In an end-of-year trading update this morning, Kier said it had turned around the business, supported by £350m from its capital raise and sale of Kier Living.
The improvement after several years of losses and rising debt also came from numerous cost savings realised in responding to the reduced volumes caused by Covid.
Andrew Davies, chief executive, said the group expects to deliver a full-year 2021 adjusted operating profit margin of 3%, just below its medium-term target of 3.5%.
He said: “The group’s proven track record of delivery and focus on selected markets, coupled with its strong order book and strengthened balance sheet, gives the board confidence in our strategy and the continued success of the group.”

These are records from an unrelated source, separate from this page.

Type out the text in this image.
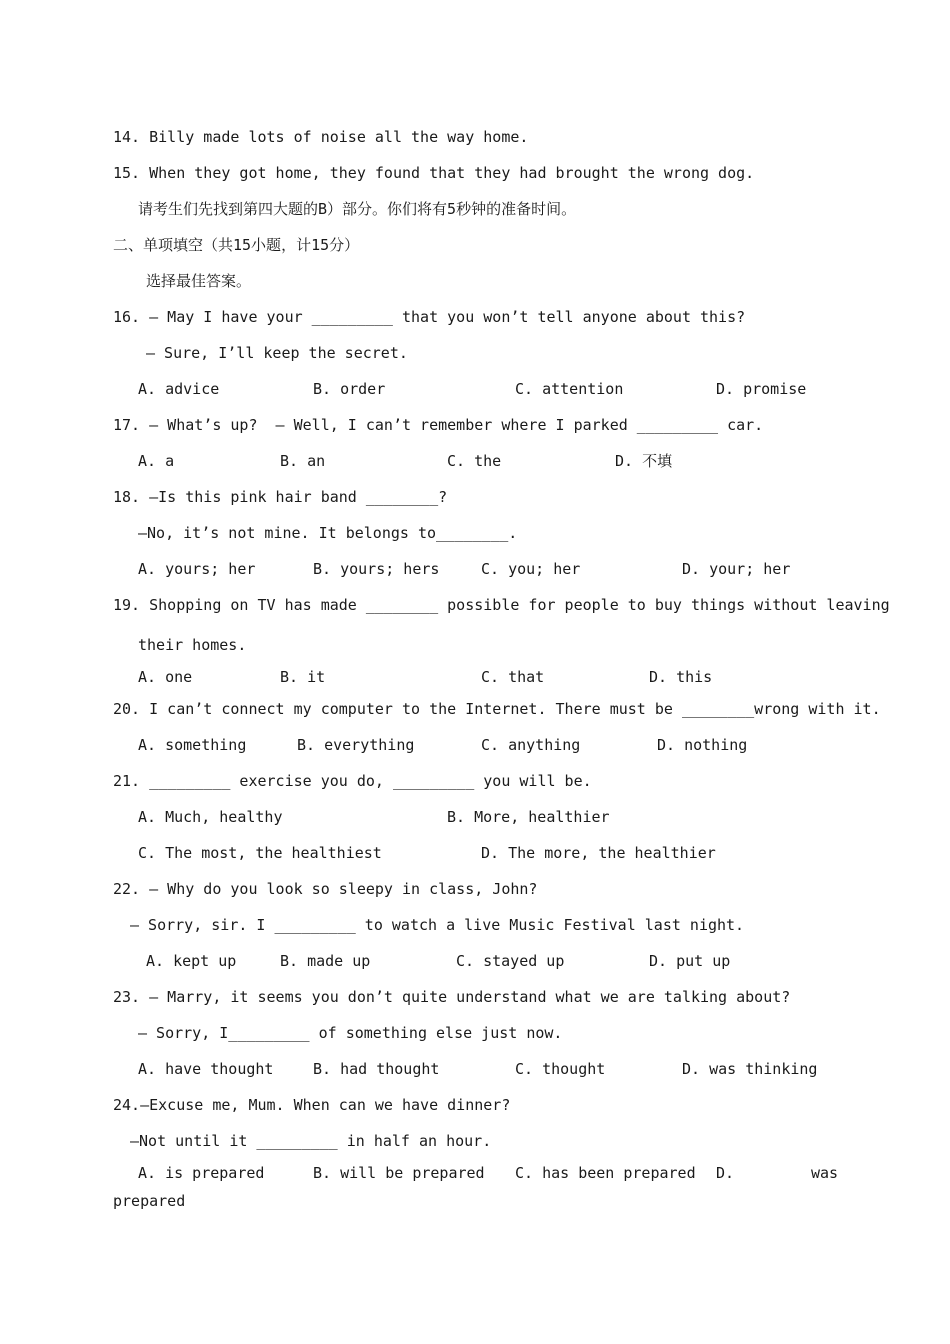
14. Billy made lots of noise all the way home.
15. When they got home, they found that they had brought the wrong dog.
请考生们先找到第四大题的B）部分。你们将有5秒钟的准备时间。
二、单项填空（共15小题，计15分）
选择最佳答案。
16. — May I have your _________ that you won’t tell anyone about this?
— Sure, I’ll keep the secret.
A. advice	B. order	C. attention	D. promise
17. — What’s up?  — Well, I can’t remember where I parked _________ car.
A. a	B. an	C. the	D. 不填
18. —Is this pink hair band ________?
—No, it’s not mine. It belongs to________.
A. yours; her	B. yours; hers	C. you; her	D. your; her
19. Shopping on TV has made ________ possible for people to buy things without leaving
their homes.
A. one	B. it	C. that	D. this
20. I can’t connect my computer to the Internet. There must be ________wrong with it.
A. something	B. everything	C. anything	D. nothing
21. _________ exercise you do, _________ you will be.
A. Much, healthy	B. More, healthier
C. The most, the healthiest	D. The more, the healthier
22. — Why do you look so sleepy in class, John?
— Sorry, sir. I _________ to watch a live Music Festival last night.
A. kept up	B. made up	C. stayed up	D. put up
23. — Marry, it seems you don’t quite understand what we are talking about?
— Sorry, I_________ of something else just now.
A. have thought	B. had thought	C. thought	D. was thinking
24.—Excuse me, Mum. When can we have dinner?
—Not until it _________ in half an hour.
A. is prepared	B. will be prepared C. has been prepared D.	was
prepared
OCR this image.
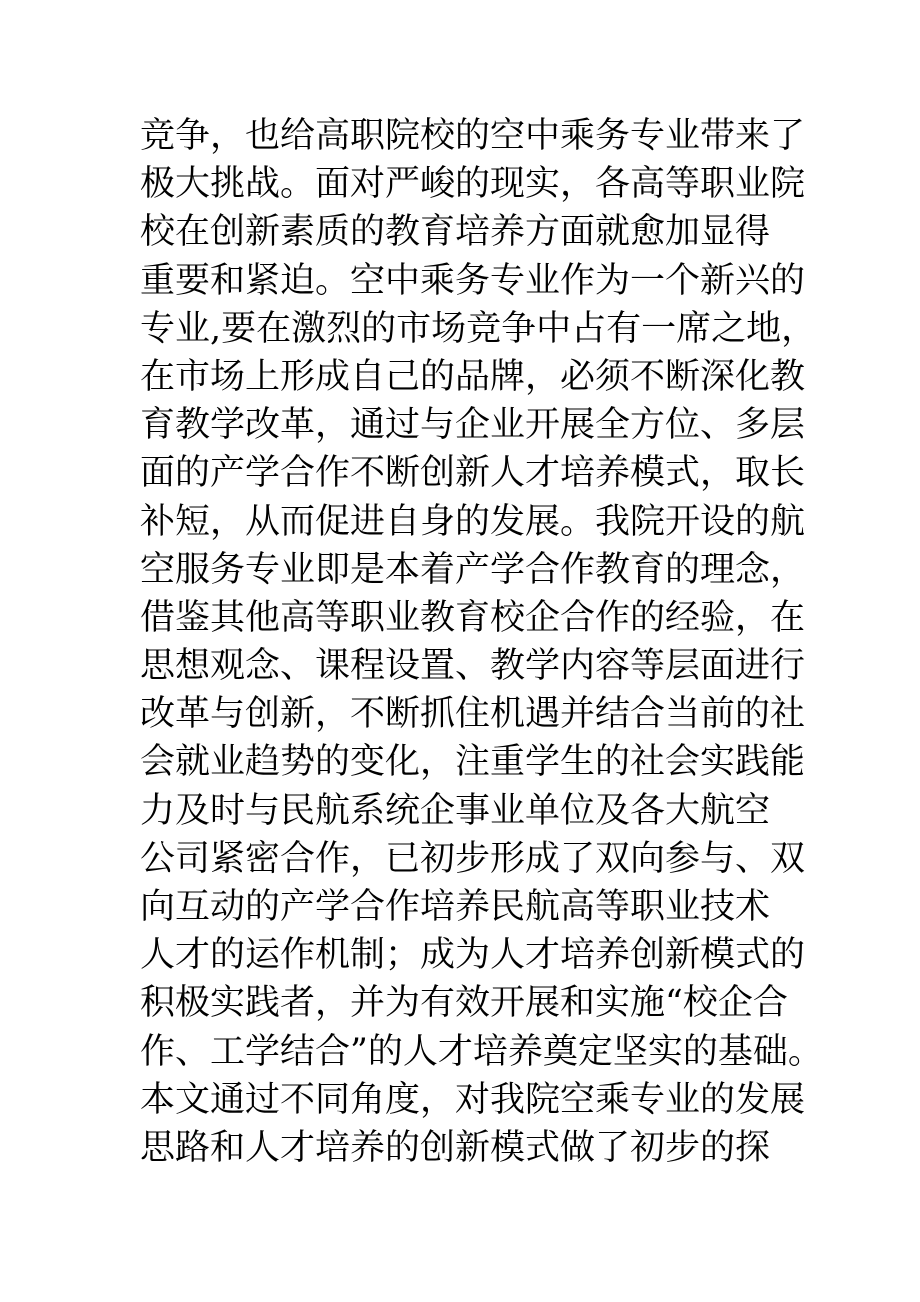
竞争，也给高职院校的空中乘务专业带来了
极大挑战。面对严峻的现实，各高等职业院
校在创新素质的教育培养方面就愈加显得
重要和紧迫。空中乘务专业作为一个新兴的
专业,要在激烈的市场竞争中占有一席之地，
在市场上形成自己的品牌，必须不断深化教
育教学改革，通过与企业开展全方位、多层
面的产学合作不断创新人才培养模式，取长
补短，从而促进自身的发展。我院开设的航
空服务专业即是本着产学合作教育的理念，
借鉴其他高等职业教育校企合作的经验，在
思想观念、课程设置、教学内容等层面进行
改革与创新，不断抓住机遇并结合当前的社
会就业趋势的变化，注重学生的社会实践能
力及时与民航系统企事业单位及各大航空
公司紧密合作，已初步形成了双向参与、双
向互动的产学合作培养民航高等职业技术
人才的运作机制；成为人才培养创新模式的
积极实践者，并为有效开展和实施“校企合
作、工学结合”的人才培养奠定坚实的基础。
本文通过不同角度，对我院空乘专业的发展
思路和人才培养的创新模式做了初步的探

Davies added that Kier continued to win new business in its markets on terms and at rates, which reflect the bidding discipline and risk management introduced under its Performance Excellence programme.
Recent contract awards
- Highways – £190m Area 3 Maintenance and Response contract by Highways England
- Infrastructure – £50m early works contract for HS2 Phase 2a
- Utilities – Openreach contract to construct new broadband infrastructure in West and South of England and Scotland
- Ministry of Justice’s £1bn New Prisons Programme
- Kier Places – £75m capital works contract by Hammersmith and Fulham council
With cash generation continuing to be strong, Kier said its net debt/cash position at the year-end would be better than the board’s previous expectations.
Although average month-end net debt for the year remained at a level similar to previously due to receipt of the £350m capital raise and Kier Living sale proceeds arriving in the final months of the year.